Samenvatting
In de periode van 21 april tot en met 7 mei 2017 heeft logistiek dienstverlener X (bv; belanghebbende) een vijftal aangiften voor het brengen van goederen in het vrije verkeer ingediend in naam en voor rekening (dus als direct vertegenwoordiger) van A (bv).
A beschikte in de periode van 23 februari 2017 tot 18 mei 2017 over een aanwijzing op de voet van artikel 23 Wet OB 1968, op grond waarvan de heffing van omzetbelasting ter zake van invoer van voor haar bestemde goederen wordt verlegd naar haar binnenlandse aangifte omzetbelasting.
De Inspecteur heeft de verificatie van de voornoemde aangiften in maart 2018 beëindigd en heeft vervolgens vijf utb’s vastgesteld zonder toepassing van de verleggingsregeling voor de verschuldigde omzetbelasting, omdat de goederen niet voor A waren bestemd.
Hof Amsterdam heeft in hoger beroep geoordeeld dat de Inspecteur de bezwaren van X tegen de utb’s terecht niet-ontvankelijk heeft verklaard. De utb’s hebben voor X niet rechtstreeks, maar slechts indirect rechtsgevolgen. Aan X komt niet het recht toe van bezwaar en beroep.
Tegen dit oordeel heeft X cassatieberoep ingesteld, maar de Hoge Raad verklaart dit ongegrond.

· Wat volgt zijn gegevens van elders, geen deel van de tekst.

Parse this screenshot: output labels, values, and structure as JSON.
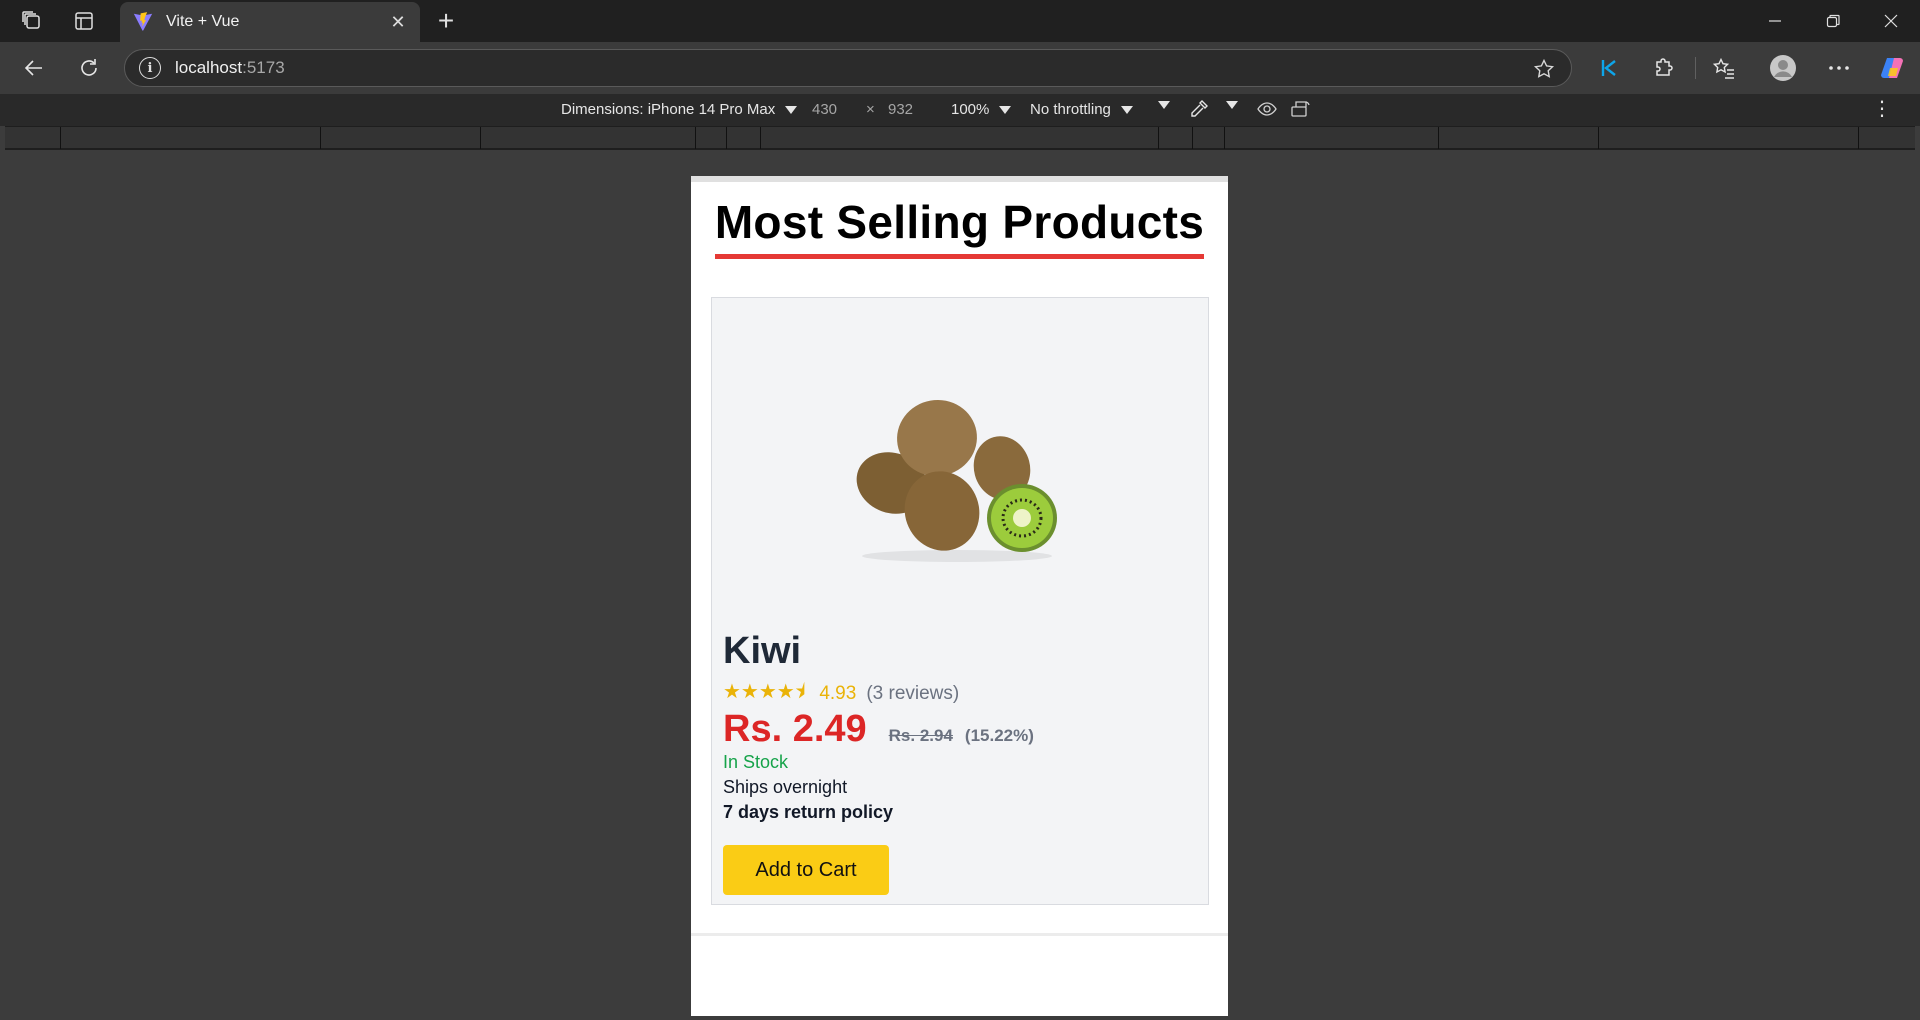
{
  "browser": {
    "tab": {
      "title": "Vite + Vue"
    },
    "url": {
      "host": "localhost",
      "port": ":5173"
    }
  },
  "devtools": {
    "dimensions_label": "Dimensions: iPhone 14 Pro Max",
    "width": "430",
    "times": "×",
    "height": "932",
    "zoom": "100%",
    "throttling": "No throttling"
  },
  "page": {
    "heading": "Most Selling Products",
    "product": {
      "name": "Kiwi",
      "stars": "★★★★⯨",
      "rating": "4.93",
      "reviews": "(3 reviews)",
      "price": "Rs. 2.49",
      "old_price": "Rs. 2.94",
      "discount": "(15.22%)",
      "stock": "In Stock",
      "shipping": "Ships overnight",
      "returns": "7 days return policy",
      "cta": "Add to Cart",
      "image": "kiwi-fruit-image"
    }
  },
  "colors": {
    "accent_underline": "#e53935",
    "price": "#dc2626",
    "stars": "#eab308",
    "in_stock": "#16a34a",
    "button": "#facc15",
    "edge_accent": "#0ea5e9"
  }
}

Het cassatiemiddel faalt op de gronden zoals vermeld in r.o. 4.3 tot en met 4.6 van het arrest van de Hoge Raad van 24 november 2023 (21/03894, ECLI:NL:HR:2023:1626, NLF 2023/2814, met noot van Hollebeek). Dat arrest ziet op de uitleg van artikel 231 en 243 CDW. Het is buiten redelijke twijfel dat de inhoud en strekking van artikel 44 en 109, lid 2, DWU, niet anders is dan de hiervoor vermelde artikelen van het CDW.